Послали радиограмму на материк, что необходим врач. С материка сразу ответили, что вышлют вертолёт с врачом, как только позволит погода. А вокруг выла буря, стояла непроглядная тьма, ветер обламывал верхушки деревьев и лил холодный, нескончаемый дождь. Ночью мороз прихватывал мокрые камни, и они обрастали коркой льда.
Вера Ивановна чувствовала себя всё хуже. Она не могла повернуть голову и порой теряла сознание. Радистка Соня переговаривалась с материком по радио, но все понимали, что в такую погоду вертолёту к ним не долететь.
10
Качаясь во все стороны и с трудом перебираясь с волны на волну, «Лоцман» шёл к Вороньей скале. Это был невысокий, гладко облизанный волнами камень, торчащий среди пустынного моря, вдали от берегов и островов. На нём стояла ажурная пирамидальная ферма с фонарём наверху — светящий знак, предупреждающий об опасности проходящие мимо суда.
«Лоцман» стал на якорь в ста метрах от Вороньей скалы.
— Каждую весну приходится знак восстанавливать. Столько мороки с ним — ужас, — сказал капитан Чугунов.
— А что, льдом срезает? — поинтересовался рулевой. Он плавал на «Лоцмане» первую навигацию.
— Начисто, — подтвердил штурман Бобров. — Голая плешь остаётся. Потому и фонарь приходится снимать. Ферма — бог с ней, она копейки стоит, а фонарю тысяча рублей цена. Такую сумму, конечно, жалко морю отдавать за здорово живёшь.
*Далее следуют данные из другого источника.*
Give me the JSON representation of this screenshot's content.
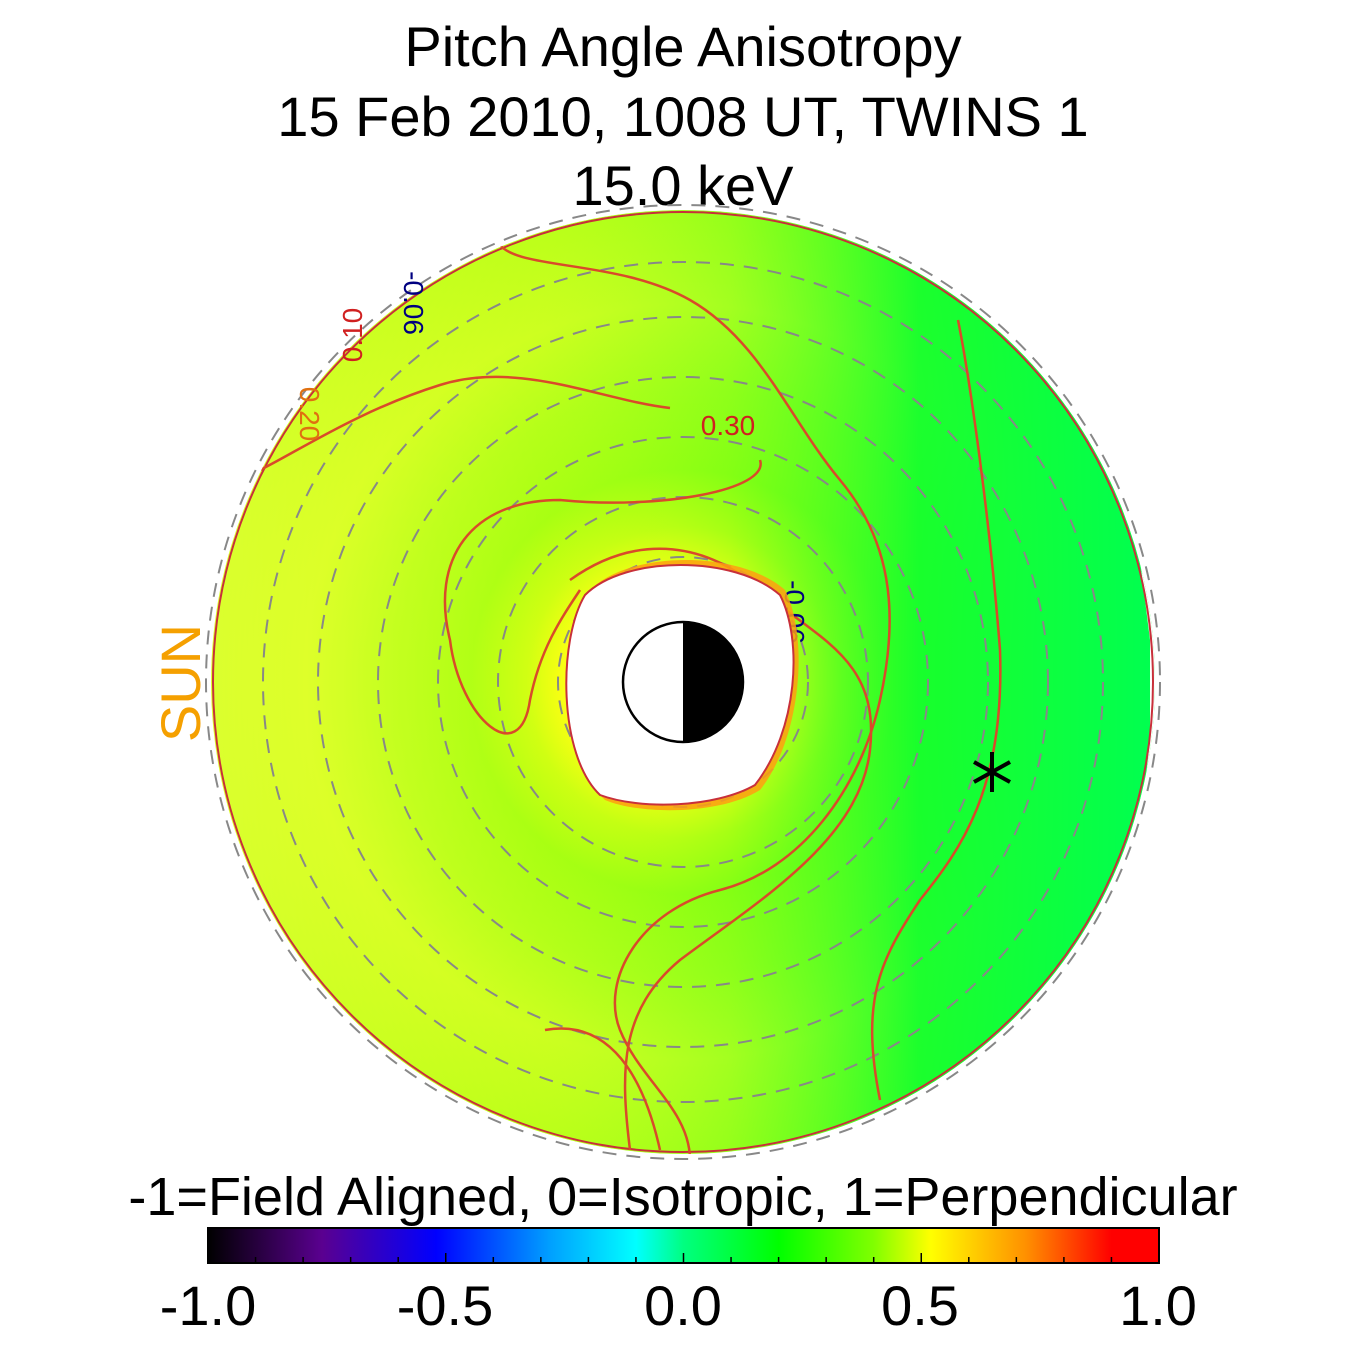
{
  "chart_data": {
    "type": "heatmap",
    "title": [
      "Pitch Angle Anisotropy",
      "15 Feb 2010, 1008 UT,  TWINS 1",
      "15.0 keV"
    ],
    "sun_label": "SUN",
    "colorbar": {
      "label": "-1=Field Aligned, 0=Isotropic, 1=Perpendicular",
      "range": [
        -1.0,
        1.0
      ],
      "ticks": [
        "-1.0",
        "-0.5",
        "0.0",
        "0.5",
        "1.0"
      ],
      "colors": [
        "#000000",
        "#5a0090",
        "#0000ff",
        "#00a0ff",
        "#00ffff",
        "#00ff80",
        "#00ff00",
        "#80ff00",
        "#ffff00",
        "#ff9000",
        "#ff0000"
      ]
    },
    "contour_labels": [
      {
        "text": "0.30",
        "color": "#d02020"
      },
      {
        "text": "0.10",
        "color": "#d02020"
      },
      {
        "text": "0.20",
        "color": "#e07010"
      },
      {
        "text": "-0.06",
        "color": "#000080"
      },
      {
        "text": "-0.06",
        "color": "#000080"
      }
    ],
    "grid": "dashed concentric circles",
    "colors": {
      "green": "#00ff00",
      "yellow": "#f0ff20",
      "contour": "#d94a2a",
      "sun": "#f5a000",
      "grid": "#888888"
    }
  }
}
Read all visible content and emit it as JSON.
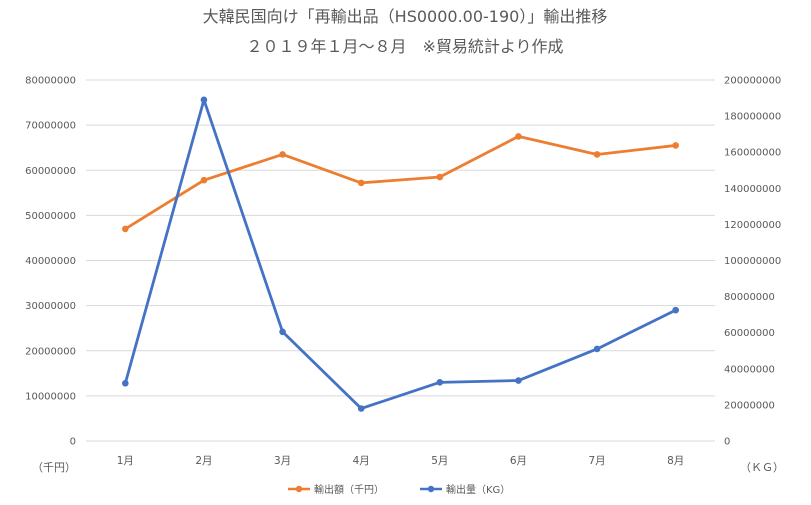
{
  "chart_data": {
    "type": "line",
    "title": "大韓民国向け「再輸出品（HS0000.00-190）」輸出推移",
    "subtitle": "２０１９年１月～８月　※貿易統計より作成",
    "categories": [
      "1月",
      "2月",
      "3月",
      "4月",
      "5月",
      "6月",
      "7月",
      "8月"
    ],
    "y_left": {
      "unit_label": "（千円）",
      "range": [
        0,
        80000000
      ],
      "ticks": [
        "0",
        "10000000",
        "20000000",
        "30000000",
        "40000000",
        "50000000",
        "60000000",
        "70000000",
        "80000000"
      ]
    },
    "y_right": {
      "unit_label": "（ＫＧ）",
      "range": [
        0,
        200000000
      ],
      "ticks": [
        "0",
        "20000000",
        "40000000",
        "60000000",
        "80000000",
        "100000000",
        "120000000",
        "140000000",
        "160000000",
        "180000000",
        "200000000"
      ]
    },
    "series": [
      {
        "name": "輸出額（千円）",
        "axis": "left",
        "color": "#ED7D31",
        "values": [
          47000000,
          57800000,
          63500000,
          57200000,
          58500000,
          67500000,
          63500000,
          65500000
        ]
      },
      {
        "name": "輸出量（KG）",
        "axis": "right",
        "color": "#4472C4",
        "values": [
          32000000,
          189000000,
          60500000,
          18000000,
          32500000,
          33500000,
          51000000,
          72500000
        ]
      }
    ],
    "grid": true,
    "legend_position": "bottom"
  }
}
— Штурман, — перебил его капитан Чугунов, — вы сейчас пойдёте на скалу, так побольше всяких верёвок с собой наберите, чтобы люди обвязались. А то там сплошной каток. Съедет моряк в воду — и каюк, не вылезет обратно. Фонарь сверху спускайте на тросах, а не просто так. Осторожно, не побейте линзы. Там ещё стоят шесть ацетиленовых баллонов — их тоже заберите. Вещь ценная. Песку возьмите ведра два. Иначе вам там на четвереньках ползать придётся.
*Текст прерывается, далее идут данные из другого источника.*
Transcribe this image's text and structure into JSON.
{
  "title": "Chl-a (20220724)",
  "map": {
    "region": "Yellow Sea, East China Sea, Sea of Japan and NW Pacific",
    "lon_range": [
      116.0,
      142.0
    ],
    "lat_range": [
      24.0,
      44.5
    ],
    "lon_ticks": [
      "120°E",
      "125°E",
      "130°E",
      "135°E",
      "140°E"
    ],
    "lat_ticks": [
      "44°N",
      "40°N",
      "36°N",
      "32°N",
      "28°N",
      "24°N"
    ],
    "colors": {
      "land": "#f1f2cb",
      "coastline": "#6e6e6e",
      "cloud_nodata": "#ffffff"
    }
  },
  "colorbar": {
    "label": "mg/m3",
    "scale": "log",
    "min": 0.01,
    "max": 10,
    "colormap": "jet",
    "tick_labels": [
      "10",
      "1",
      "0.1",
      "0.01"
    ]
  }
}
— Хорошая идея, — сказал штурман и пошёл к шлюпке, приготовленной к спуску.
Первым на берег выскочил матрос Петя Ломакин, поскользнулся, съехал назад, черпнул сапогами воду и, подпертый сзади веслом, полез на скалу, цепляясь за лёд руками, ногами и всем телом. Он дополз до толстого ржавого штыря, вбитого в камень, зацепился за него и встал во весь рост. Потом поймал брошенный конец и накрутил его на штырь. Штурман Бобров и боцман впряглись в конец и затянули шлюпку на камни. Они тоже выбрались на берег и пошли на верхушку скалы, к знаку, посыпая лёд песком. Подойдя к ферме, вынули из гнёзд ацетиленовые баллоны и по одному спустили их на верёвках к воде. После этого боцман с Ломакиным забрались на шестиметровую ферму, отсоединили от фонаря газопроводные трубки, отвинтили гайки, которыми фонарь крепился к ферме, и осторожно, на двух верёвках спустили тяжёлый фонарь на лёд. Боцман отвинтил от распределительной колодки манометр и положил его в карман.